U.S. Sen. John Cornyn said President Donald Trump was negotiating Tuesday night when he threatened during a campaign stop in Phoenix to force a government shutdown over not getting the border wall funding he wants.
“I think that’s part of — that’s President Trump the negotiator laying down the tough line,” the senior senator from Texas said Wednesday. “Obviously, we need to get the border secured, and we’ve come up with a plan to do that. And we need to pass that legislation, I think, and then we can go back and appropriate the money to complete the bill on the incremental basis.”
Cornyn made the remarks Wednesday morning during a visit to Coca-Cola Southwest Beverages in Austin to promote his veteran jobs bill. The Jobs for Our Heroes Act would streamline the process of acquiring a commercial driver’s license if veterans, active-duty service members or reservists have experience driving heavy vehicles.
Cornyn told reporters his border security plan focuses on tactical infrastructure, walls “in some places,” fencing and more personnel. He said his plan also would improve ports of entry and lead to more legitimate trading.
Cornyn would not directly say whether or not Trump’s remarks, which also included the president defending his comments on Charlottesville, were helping or hurting the Republican agenda in Washington. When Trump spoke Tuesday night, he was in campaign mode, Cornyn said.

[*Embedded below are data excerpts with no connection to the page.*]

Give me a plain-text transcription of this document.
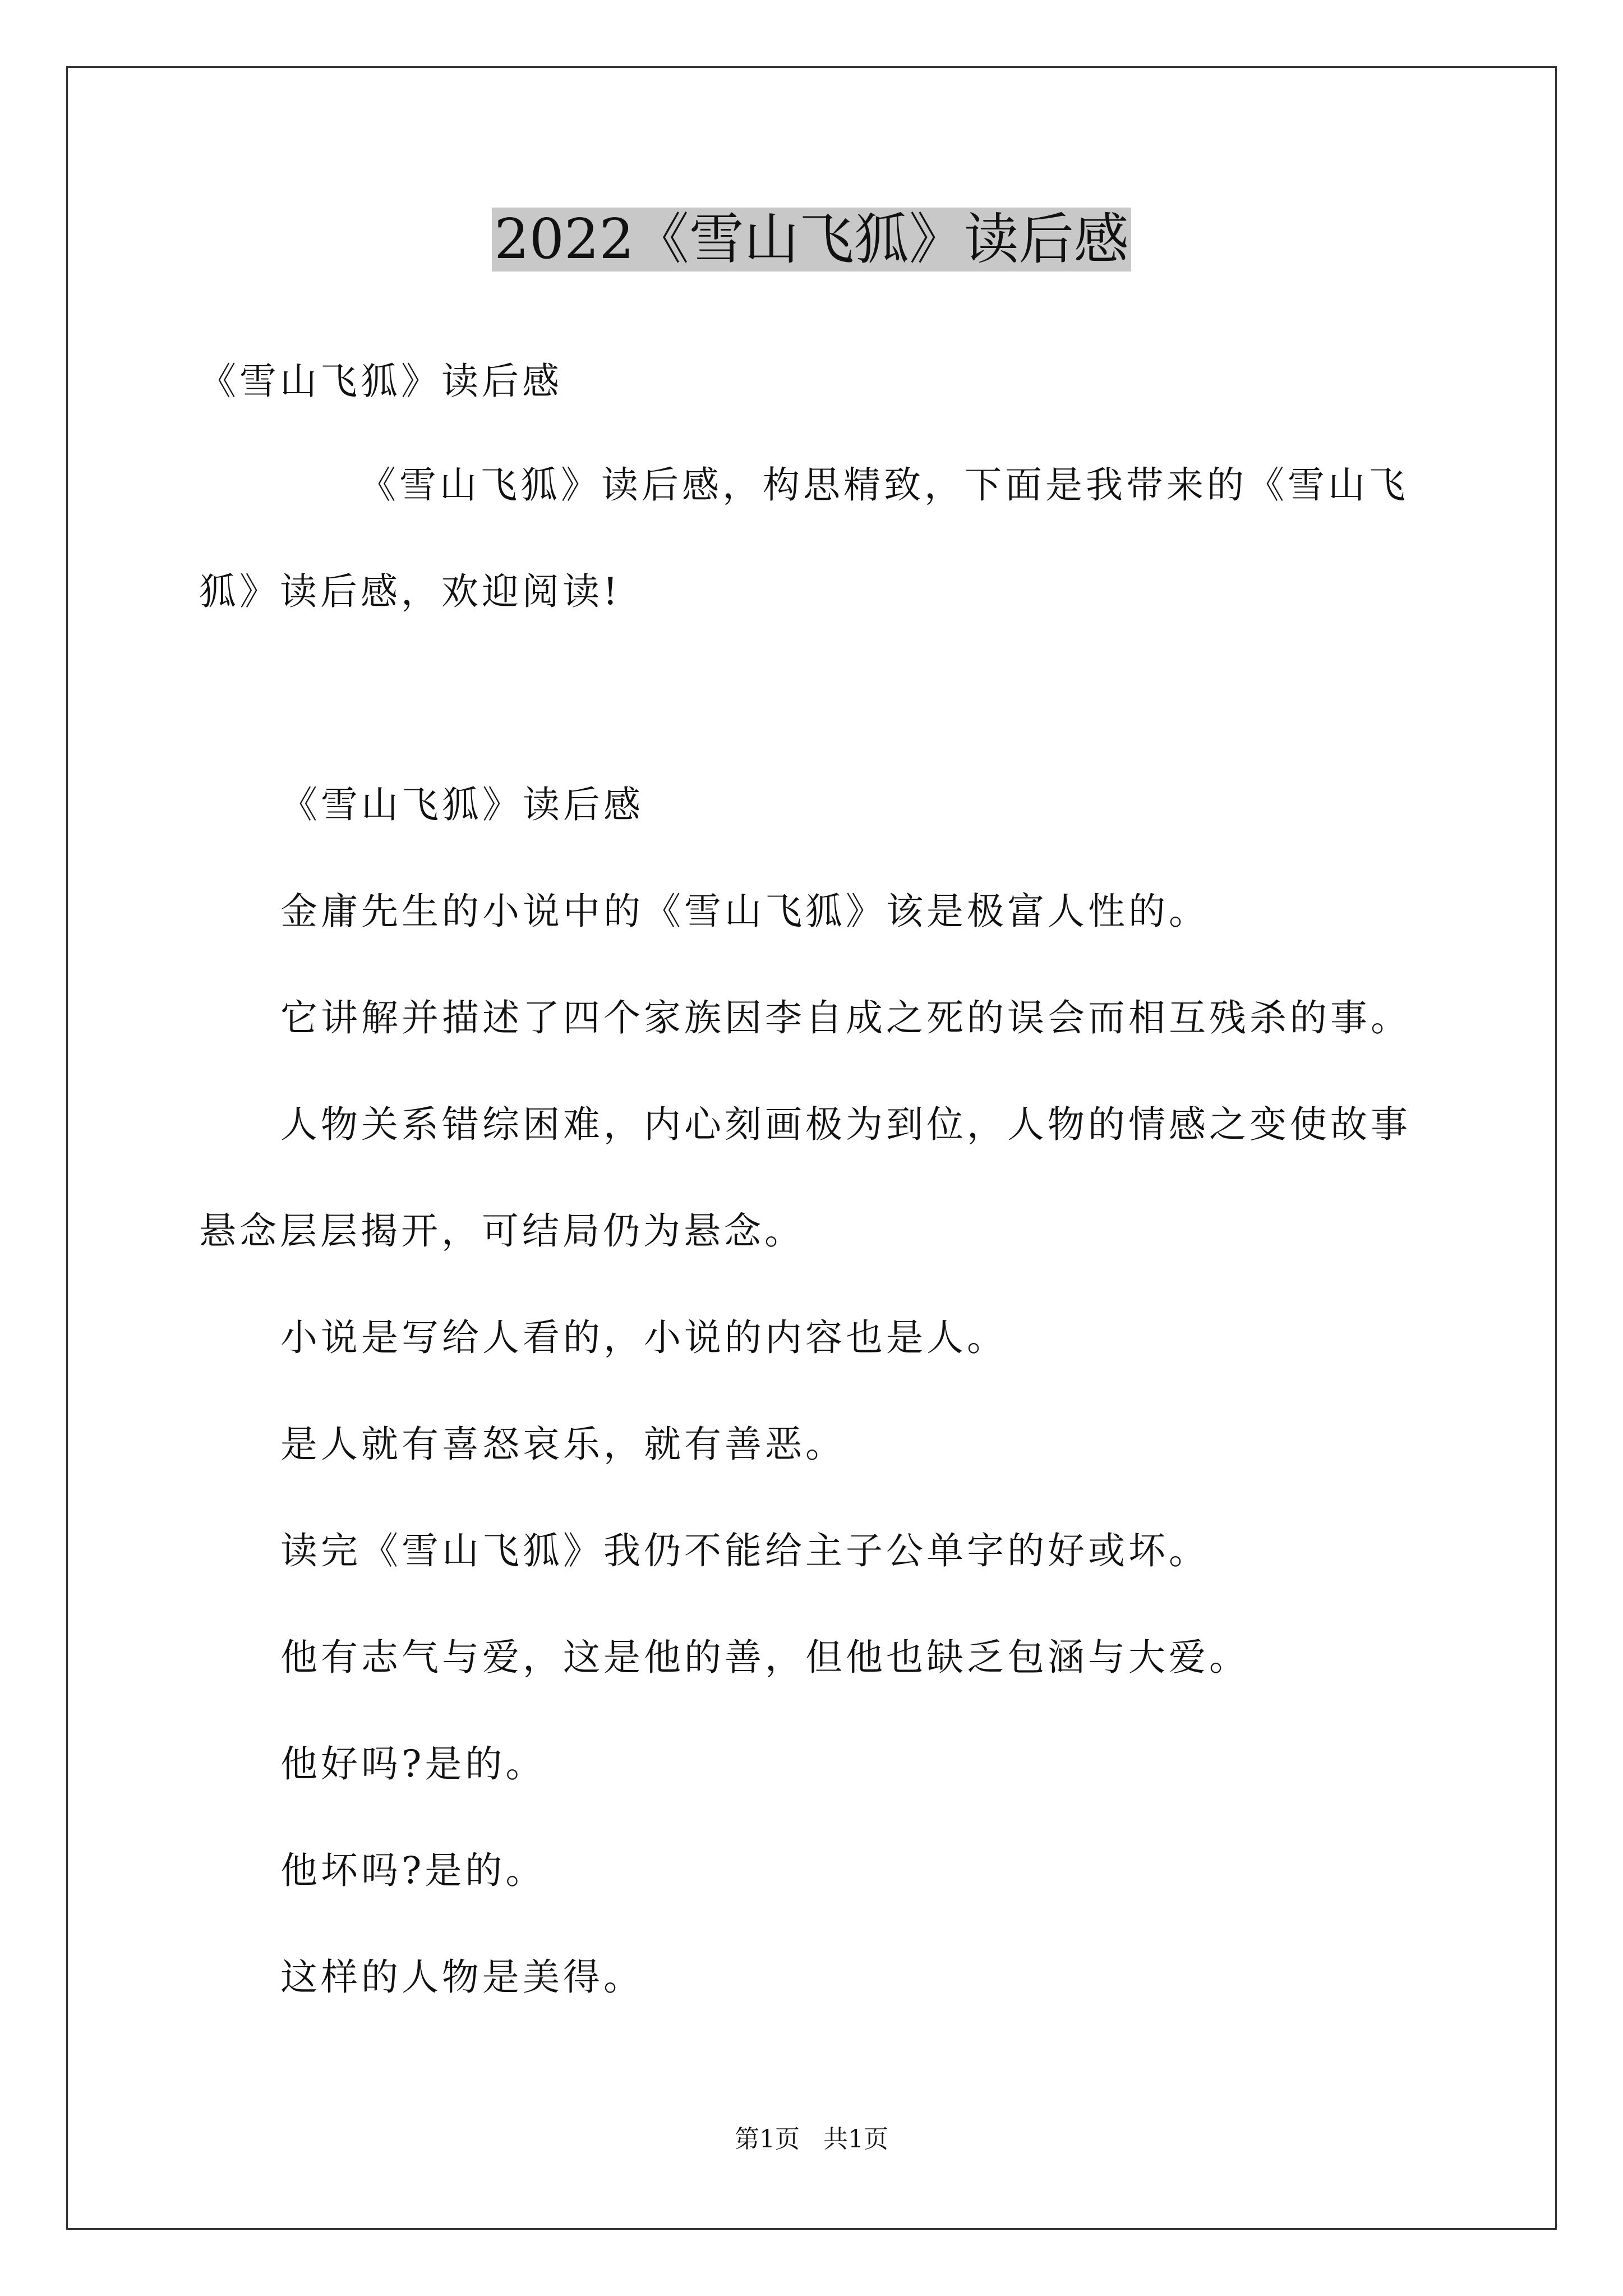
2022《雪山飞狐》读后感

《雪山飞狐》读后感

《雪山飞狐》读后感，构思精致，下面是我带来的《雪山飞

狐》读后感，欢迎阅读!

《雪山飞狐》读后感

金庸先生的小说中的《雪山飞狐》该是极富人性的。

它讲解并描述了四个家族因李自成之死的误会而相互残杀的事。

人物关系错综困难，内心刻画极为到位，人物的情感之变使故事

悬念层层揭开，可结局仍为悬念。

小说是写给人看的，小说的内容也是人。

是人就有喜怒哀乐，就有善恶。

读完《雪山飞狐》我仍不能给主子公单字的好或坏。

他有志气与爱，这是他的善，但他也缺乏包涵与大爱。

他好吗?是的。

他坏吗?是的。

这样的人物是美得。

第1页 共1页
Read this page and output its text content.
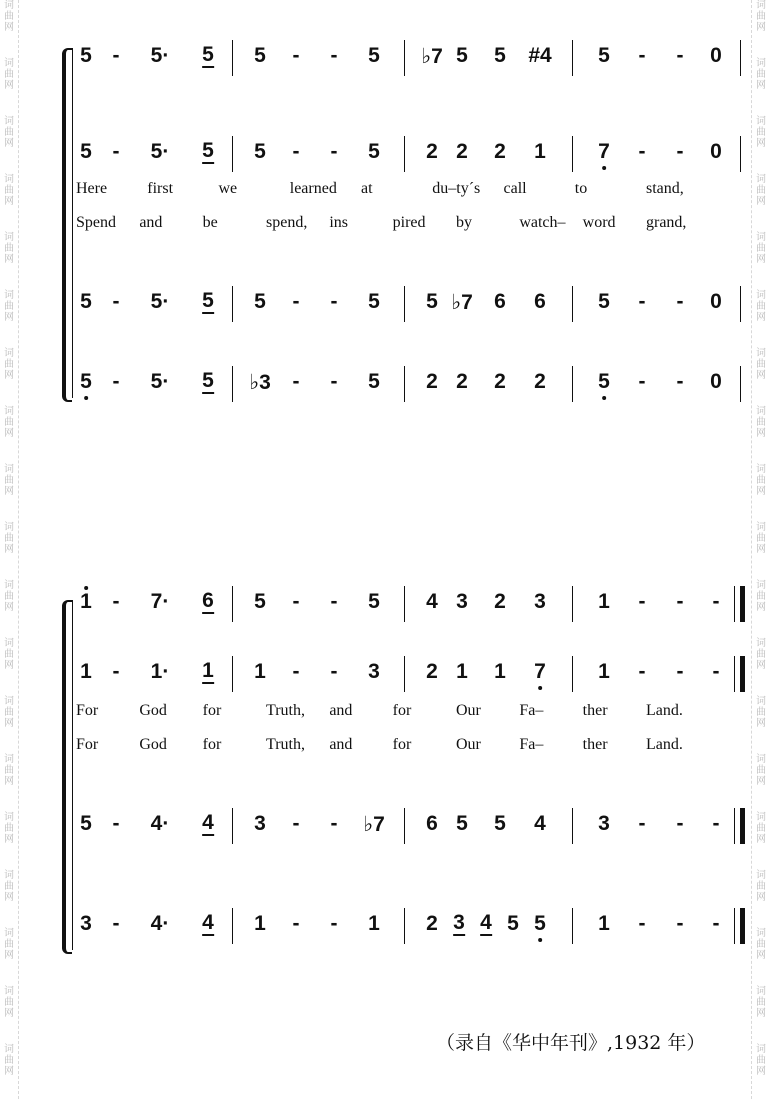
词
曲
网
词
曲
网
词
曲
网
词
曲
网
词
曲
网
词
曲
网
词
曲
网
词
曲
网
词
曲
网
词
曲
网
词
曲
网
词
曲
网
词
曲
网
词
曲
网
词
曲
网
词
曲
网
词
曲
网
词
曲
网
词
曲
网
词
曲
网
词
曲
网
词
曲
网
词
曲
网
词
曲
网
词
曲
网
词
曲
网
词
曲
网
词
曲
网
词
曲
网
词
曲
网
词
曲
网
词
曲
网
词
曲
网
词
曲
网
词
曲
网
词
曲
网
词
曲
网
词
曲
网
5 - 5· 5 5 - - 5 ♭7 5 5 #4 5 - - 0
5 - 5· 5 5 - - 5 2 2 2 1 7 - - 0
Here	first	we	learned at	du–ty´s call	to	stand,
Spend and	be	spend, ins	pired by	watch– word grand,
5 - 5· 5 5 - - 5 5 ♭7 6 6 5 - - 0
5 - 5· 5 ♭3 - - 5 2 2 2 2 5 - - 0
1 - 7· 6 5 - - 5 4 3 2 3 1 - - -
1 - 1· 1 1 - - 3 2 1 1 7 1 - - -
For	God for	Truth, and	for	Our Fa– ther Land.
For	God for	Truth, and	for	Our Fa– ther Land.
5 - 4· 4 3 - - ♭7 6 5 5 4 3 - - -
3 - 4· 4 1 - - 1 2 3 4 5 5 1 - - -
（录自《华中年刊》,1932 年）
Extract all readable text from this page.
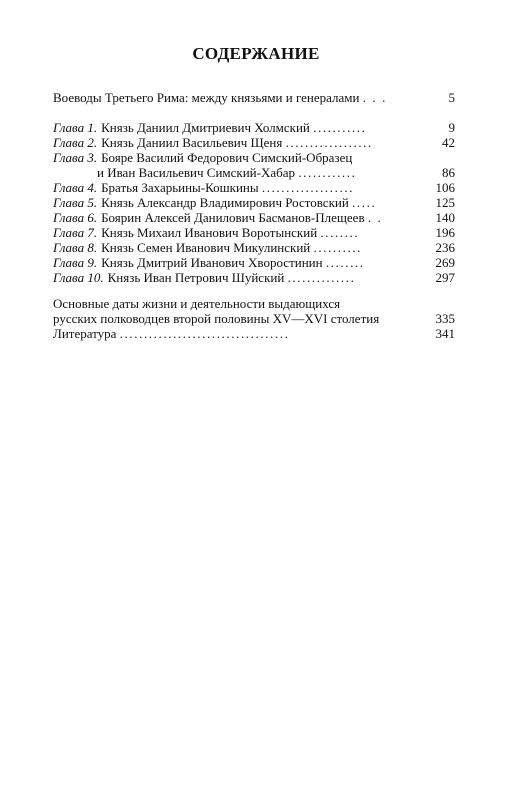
СОДЕРЖАНИЕ
Воеводы Третьего Рима: между князьями и генералами . . .	5
Глава 1. Князь Даниил Дмитриевич Холмский ...........	9
Глава 2. Князь Даниил Васильевич Щеня ..................	42
Глава 3. Бояре Василий Федорович Симский-Образец
и Иван Васильевич Симский-Хабар ............	86
Глава 4. Братья Захарьины-Кошкины ...................	106
Глава 5. Князь Александр Владимирович Ростовский .....	125
Глава 6. Боярин Алексей Данилович Басманов-Плещеев . .	140
Глава 7. Князь Михаил Иванович Воротынский ........	196
Глава 8. Князь Семен Иванович Микулинский ..........	236
Глава 9. Князь Дмитрий Иванович Хворостинин ........	269
Глава 10. Князь Иван Петрович Шуйский ..............	297
Основные даты жизни и деятельности выдающихся
русских полководцев второй половины XV—XVI столетия	335
Литература ...................................	341
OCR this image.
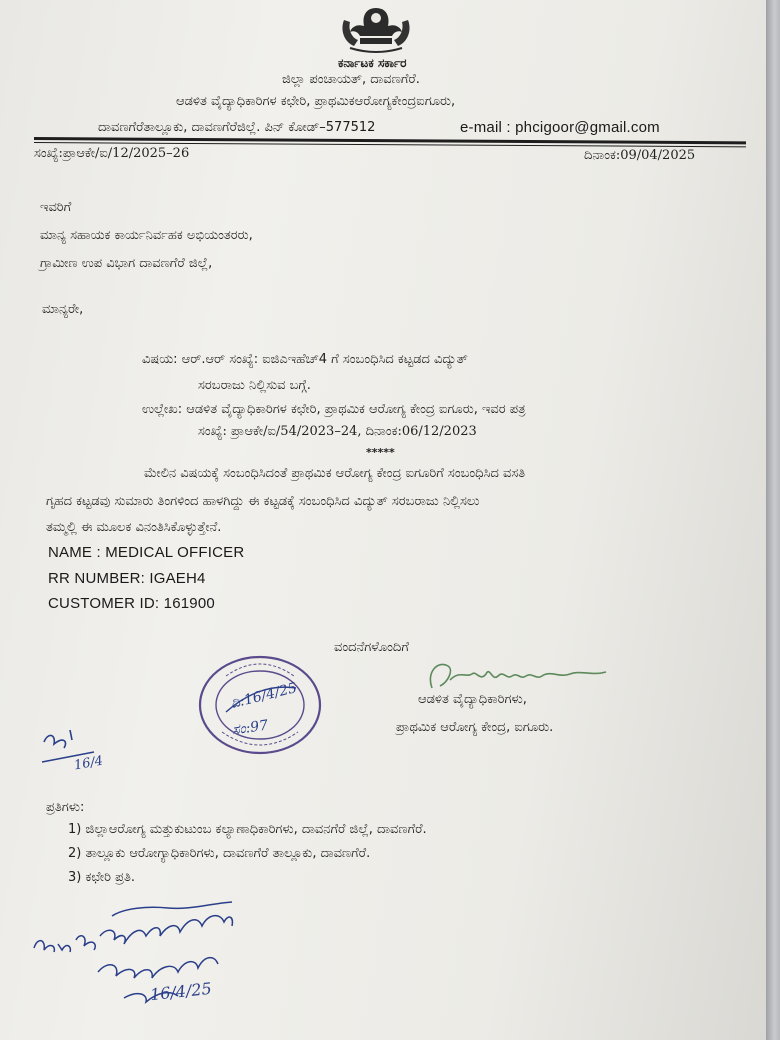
ಕರ್ನಾಟಕ ಸರ್ಕಾರ
ಜಿಲ್ಲಾ ಪಂಚಾಯತ್, ದಾವಣಗೆರೆ.
ಆಡಳಿತ ವೈದ್ಯಾಧಿಕಾರಿಗಳ ಕಛೇರಿ, ಪ್ರಾಥಮಿಕಆರೋಗ್ಯಕೇಂದ್ರಐಗೂರು,
ದಾವಣಗೆರೆತಾಲ್ಲೂಕು, ದಾವಣಗೆರೆಜಿಲ್ಲೆ. ಪಿನ್ ಕೋಡ್–577512	e-mail : phcigoor@gmail.com
ಸಂಖ್ಯೆ:ಪ್ರಾಆಕೇ/ಐ/12/2025–26	ದಿನಾಂಕ:09/04/2025
ಇವರಿಗೆ
ಮಾನ್ಯ ಸಹಾಯಕ ಕಾರ್ಯನಿರ್ವಹಕ ಅಭಿಯಂತರರು,
ಗ್ರಾಮೀಣ ಉಪ ವಿಭಾಗ ದಾವಣಗೆರೆ ಜಿಲ್ಲೆ,
ಮಾನ್ಯರೇ,
ವಿಷಯ: ಆರ್.ಆರ್ ಸಂಖ್ಯೆ: ಐಜಿಎಇಹೆಚ್4 ಗೆ ಸಂಬಂಧಿಸಿದ ಕಟ್ಟಡದ ವಿದ್ಯುತ್
ಸರಬರಾಜು ನಿಲ್ಲಿಸುವ ಬಗ್ಗೆ.
ಉಲ್ಲೇಖ: ಆಡಳಿತ ವೈದ್ಯಾಧಿಕಾರಿಗಳ ಕಛೇರಿ, ಪ್ರಾಥಮಿಕ ಆರೋಗ್ಯ ಕೇಂದ್ರ ಐಗೂರು, ಇವರ ಪತ್ರ
ಸಂಖ್ಯೆ: ಪ್ರಾಆಕೇ/ಐ/54/2023–24, ದಿನಾಂಕ:06/12/2023
*****
ಮೇಲಿನ ವಿಷಯಕ್ಕೆ ಸಂಬಂಧಿಸಿದಂತೆ ಪ್ರಾಥಮಿಕ ಆರೋಗ್ಯ ಕೇಂದ್ರ ಐಗೂರಿಗೆ ಸಂಬಂಧಿಸಿದ ವಸತಿ
ಗೃಹದ ಕಟ್ಟಡವು ಸುಮಾರು ತಿಂಗಳಿಂದ ಹಾಳಗಿದ್ದು ಈ ಕಟ್ಟಡಕ್ಕೆ ಸಂಬಂಧಿಸಿದ ವಿದ್ಯುತ್ ಸರಬರಾಜು ನಿಲ್ಲಿಸಲು
ತಮ್ಮಲ್ಲಿ ಈ ಮೂಲಕ ವಿನಂತಿಸಿಕೊಳ್ಳುತ್ತೇನೆ.
NAME : MEDICAL OFFICER
RR NUMBER: IGAEH4
CUSTOMER ID: 161900
ವಂದನೆಗಳೊಂದಿಗೆ
ಆಡಳಿತ ವೈದ್ಯಾಧಿಕಾರಿಗಳು,
ಪ್ರಾಥಮಿಕ ಆರೋಗ್ಯ ಕೇಂದ್ರ, ಐಗೂರು.
ದಿ:16/4/25
ಸಂ:97
16/4
ಪ್ರತಿಗಳು:
1) ಜಿಲ್ಲಾಆರೋಗ್ಯ ಮತ್ತುಕುಟುಂಬ ಕಲ್ಯಾಣಾಧಿಕಾರಿಗಳು, ದಾವನಗೆರೆ ಜಿಲ್ಲೆ, ದಾವಣಗೆರೆ.
2) ತಾಲ್ಲೂಕು ಆರೋಗ್ಯಾಧಿಕಾರಿಗಳು, ದಾವಣಗೆರೆ ತಾಲ್ಲೂಕು, ದಾವಣಗೆರೆ.
3) ಕಛೇರಿ ಪ್ರತಿ.
16/4/25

“I think the president was speaking to a very enthusiastic base of voters that helped him win the election on November the 8th, but my experience is running for election is very different than governing, and it’s really important that we work together with the president to try to get his agenda passed. And that’s what I’ve been trying to do in the Senate.”
The New York Times reported Tuesday that the relationship between Trump and Senate Majority Leader Mitch McConnell, R-Kentucky, “has disintegrated to the point that they have not spoken to each other in weeks,” and added that “McConnell has privately expressed uncertainty that Mr. Trump will be able to salvage his administration after a series of summer crises.” The Times’ reporting follows months without a major legislative accomplishment the Trump administration can point to and anger from the president after a health care reform bill he pushed was short one vote of passing out of the chamber.
Cornyn, the second most-powerful lawmaker in the Senate, did not deny that McConnell and Trump aren’t on speaking terms but said he and McConnell communicate with the White House on a daily basis.
“I think this is more a symptom of the president’s frustration. Obviously, he’s a real estate developer. He’d never been in elected office before,” Cornyn said. “This by design, legislation, is hard to pass, and it requires consensus building. As I said, we’re not through, and in the long run the president’s going to be pleased to work with the majority leader and members of Congress on both sides of the aisle to accomplish what he wants to accomplish.”